Three tools work together:

  • listDeployments — discovery. Returns every deployment you can access via MCP (already filtered by the admin's deployment-access settings and your permissions) and each deployment's agents. Use it to find valid deploymentId and agentId values before calling chat. Every deployment offers an Auto agent (agentId: null) in addition to any configured agents.
  • chat — accepts two optional selection parameters:
    • deploymentId — the deployment to use for this request. When omitted, the chat uses the deployment from the current session (the default resolved at connect time).
    • agentId — the agent to use for this request. When omitted or null, the deployment's Auto agent is used. Pass a specific agentId to route to a configured agent.
  • loadQueryResults — paginates through the results of a previous query on the same deployment context.

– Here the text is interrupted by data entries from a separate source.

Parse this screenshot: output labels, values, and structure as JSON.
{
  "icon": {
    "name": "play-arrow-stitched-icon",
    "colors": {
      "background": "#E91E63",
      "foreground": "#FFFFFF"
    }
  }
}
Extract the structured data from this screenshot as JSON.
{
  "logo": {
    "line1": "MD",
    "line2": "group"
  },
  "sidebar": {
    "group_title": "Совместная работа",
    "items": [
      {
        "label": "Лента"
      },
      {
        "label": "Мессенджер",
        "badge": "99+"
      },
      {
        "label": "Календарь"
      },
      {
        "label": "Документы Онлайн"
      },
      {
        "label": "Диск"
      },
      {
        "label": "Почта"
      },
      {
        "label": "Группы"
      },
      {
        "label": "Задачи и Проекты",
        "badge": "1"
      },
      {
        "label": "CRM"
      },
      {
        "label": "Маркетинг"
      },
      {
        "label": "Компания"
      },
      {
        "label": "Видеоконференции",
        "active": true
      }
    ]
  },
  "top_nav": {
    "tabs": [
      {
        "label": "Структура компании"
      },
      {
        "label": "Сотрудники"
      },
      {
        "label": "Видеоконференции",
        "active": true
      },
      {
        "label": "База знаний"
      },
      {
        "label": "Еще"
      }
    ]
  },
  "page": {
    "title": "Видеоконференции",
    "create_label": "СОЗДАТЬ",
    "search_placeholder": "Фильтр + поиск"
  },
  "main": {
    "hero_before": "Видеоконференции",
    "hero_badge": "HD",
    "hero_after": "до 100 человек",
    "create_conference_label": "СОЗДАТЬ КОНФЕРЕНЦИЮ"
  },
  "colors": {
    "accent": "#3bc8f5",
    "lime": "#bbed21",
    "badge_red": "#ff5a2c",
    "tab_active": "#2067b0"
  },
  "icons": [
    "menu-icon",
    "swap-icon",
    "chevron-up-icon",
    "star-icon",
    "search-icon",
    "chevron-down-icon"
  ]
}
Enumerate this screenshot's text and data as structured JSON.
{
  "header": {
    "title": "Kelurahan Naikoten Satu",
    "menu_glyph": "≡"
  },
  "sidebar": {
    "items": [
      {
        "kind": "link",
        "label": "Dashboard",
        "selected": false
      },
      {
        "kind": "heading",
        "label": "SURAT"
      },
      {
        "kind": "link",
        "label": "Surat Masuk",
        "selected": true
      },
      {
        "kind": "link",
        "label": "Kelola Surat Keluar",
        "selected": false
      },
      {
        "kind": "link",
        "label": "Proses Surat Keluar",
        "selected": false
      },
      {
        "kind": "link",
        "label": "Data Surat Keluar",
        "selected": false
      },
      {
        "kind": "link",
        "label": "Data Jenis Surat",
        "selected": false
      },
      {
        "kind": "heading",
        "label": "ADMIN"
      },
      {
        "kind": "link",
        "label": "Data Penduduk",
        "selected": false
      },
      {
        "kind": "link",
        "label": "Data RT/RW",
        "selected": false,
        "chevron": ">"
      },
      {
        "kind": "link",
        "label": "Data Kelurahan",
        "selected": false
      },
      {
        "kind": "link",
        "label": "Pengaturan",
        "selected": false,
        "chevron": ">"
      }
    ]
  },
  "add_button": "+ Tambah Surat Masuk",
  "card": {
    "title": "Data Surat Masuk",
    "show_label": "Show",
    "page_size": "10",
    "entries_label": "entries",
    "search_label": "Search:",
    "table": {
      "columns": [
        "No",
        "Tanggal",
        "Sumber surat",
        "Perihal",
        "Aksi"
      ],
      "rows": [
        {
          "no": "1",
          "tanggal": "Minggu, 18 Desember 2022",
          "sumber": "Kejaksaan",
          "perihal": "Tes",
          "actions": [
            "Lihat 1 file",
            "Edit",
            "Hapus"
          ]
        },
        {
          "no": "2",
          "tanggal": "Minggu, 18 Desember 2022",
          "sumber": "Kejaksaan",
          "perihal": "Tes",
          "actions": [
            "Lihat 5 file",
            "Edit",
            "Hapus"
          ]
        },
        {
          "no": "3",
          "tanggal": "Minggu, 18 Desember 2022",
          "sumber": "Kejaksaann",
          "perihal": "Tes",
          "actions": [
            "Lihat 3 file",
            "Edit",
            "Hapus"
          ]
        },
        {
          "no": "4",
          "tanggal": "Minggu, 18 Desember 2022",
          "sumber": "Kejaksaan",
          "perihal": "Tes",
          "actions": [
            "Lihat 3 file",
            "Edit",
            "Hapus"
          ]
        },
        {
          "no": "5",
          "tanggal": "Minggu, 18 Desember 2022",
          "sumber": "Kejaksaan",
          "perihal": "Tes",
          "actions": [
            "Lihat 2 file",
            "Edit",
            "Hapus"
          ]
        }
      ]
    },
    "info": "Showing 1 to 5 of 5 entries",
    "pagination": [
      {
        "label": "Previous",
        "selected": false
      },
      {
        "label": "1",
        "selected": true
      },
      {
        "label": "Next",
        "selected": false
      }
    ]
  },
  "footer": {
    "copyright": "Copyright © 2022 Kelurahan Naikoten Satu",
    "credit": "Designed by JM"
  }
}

A typical client workflow:

<Steps> <Step title="Connect"> Complete the OAuth flow. The session is scoped to the tenant default deployment (or the first one you can access). </Step> <Step title="Discover"> Call `listDeployments` to see the available `deploymentId` / `agentId` values. </Step> <Step title="Chat"> Call `chat` with your `input`, optionally passing `deploymentId` and/or `agentId` to target a specific deployment or agent. Omit both to use the session default deployment with its Auto agent. </Step> </Steps>

Requests are always validated against the admin's deployment-access settings. A deployment that is outside the allow-list — or that you don't have permission to see — is rejected with a 403 Forbidden (Deployment <id> is not available via MCP for this account), so neither listDeployments nor the chat selection can reach an excluded deployment.

Available actions

  • Discover accessible deployments and agents with listDeployments
  • Chat with a Cube AI agent over MCP, optionally targeting a specific deployment and agent
  • Query data and request analysis
  • Receive responses directly in your MCP client

Example workflows

  • Ask a data question in natural language
  • Get SQL generated by the agent
  • Request summaries, trends, and insights
<Frame> </Frame>

Troubleshooting

  • MCP configuration is unavailable: Configure the MCP server URL.
  • MCP OAuth integration is not configured: Enable MCP in Admin → Team & Security → OAuth Integrations.
  • No deployments available / MCP access is disabled: In Admin → MCP Server → Deployment Access, make sure Limit available deployments is off, or that at least one deployment is selected and the user has permission to access it.
  • Deployment <id> is not available via MCP for this account (403): The requested deployment is excluded by the deployment-access allow-list or by the user's permissions. Call listDeployments to see which deployments are reachable, or adjust the allow-list in Admin → MCP Server → Deployment Access.